A decade ago, if the Environmental Protection Agency (EPA) wanted to make realistic cuts to climate-changing carbon dioxide (CO2) emissions they should have thought about pumping water, sand, and chemicals into deep, mile-wide wells to blast open supplies of oil and natural gas. The process, known as “fracking,” has had a direct impact on CO2 reductions in the U.S., according to a study in the Environmental Science & Technology Journal.
Advances in natural gas production have allowed drillers to produce eight-times the amount of gas from each well, causing prices to plummet. Low natural gas prices have incentivized electric utilities to switch from dirtier coal to cleaner-burning gas.

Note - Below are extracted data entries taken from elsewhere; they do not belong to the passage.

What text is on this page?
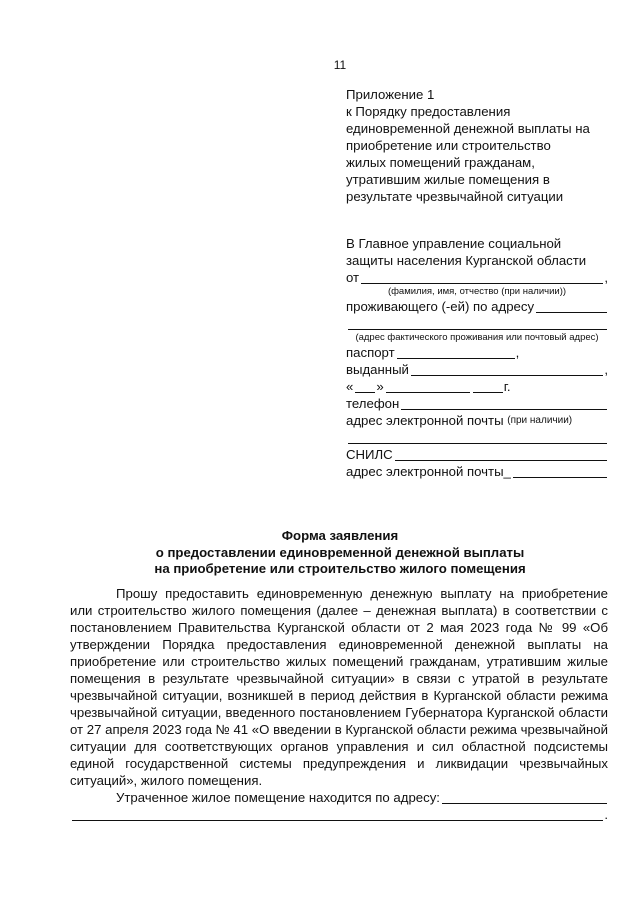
11
Приложение 1
к Порядку предоставления
единовременной денежной выплаты на
приобретение или строительство
жилых помещений гражданам,
утратившим жилые помещения в
результате чрезвычайной ситуации
В Главное управление социальной
защиты населения Курганской области
от	,
(фамилия, имя, отчество (при наличии))
проживающего (-ей) по адресу
(адрес фактического проживания или почтовый адрес)
паспорт	,
выданный	,
« »	г.
телефон
адрес электронной почты
(при наличии)
СНИЛС
адрес электронной почты_
Форма заявления
о предоставлении единовременной денежной выплаты
на приобретение или строительство жилого помещения

Прошу предоставить единовременную денежную выплату на приобретение или строительство жилого помещения (далее – денежная выплата) в соответствии с постановлением Правительства Курганской области от 2 мая 2023 года № 99 «Об утверждении Порядка предоставления единовременной денежной выплаты на приобретение или строительство жилых помещений гражданам, утратившим жилые помещения в результате чрезвычайной ситуации» в связи с утратой в результате чрезвычайной ситуации, возникшей в период действия в Курганской области режима чрезвычайной ситуации, введенного постановлением Губернатора Курганской области от 27 апреля 2023 года № 41 «О введении в Курганской области режима чрезвычайной ситуации для соответствующих органов управления и сил областной подсистемы единой государственной системы предупреждения и ликвидации чрезвычайных ситуаций», жилого помещения.

Утраченное жилое помещение находится по адресу:
.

Prior to recent innovations, if producers wanted to extract natural gas they merely drilled down (vertically) to shallow pools of natural gas. But technological advances now allow companies to drill vertically and then horizontally to open up gas-rich shale formations over a mile wide. In other words, instead of drilling eight vertical wells, companies can now drill one well with the ability to hydraulically fracture (frack) long, horizontally drilled wells into otherwise difficult to access shale formations.
A gold rush of shale gas plus the ability to get eight-times the amount of energy from one well has caused gas supplies to skyrocket, driving down prices. With low prices, companies are fleeing the historically inexpensive and dirty coal-fired plants and maximizing natural gas plants, which emit roughly half the greenhouse gases.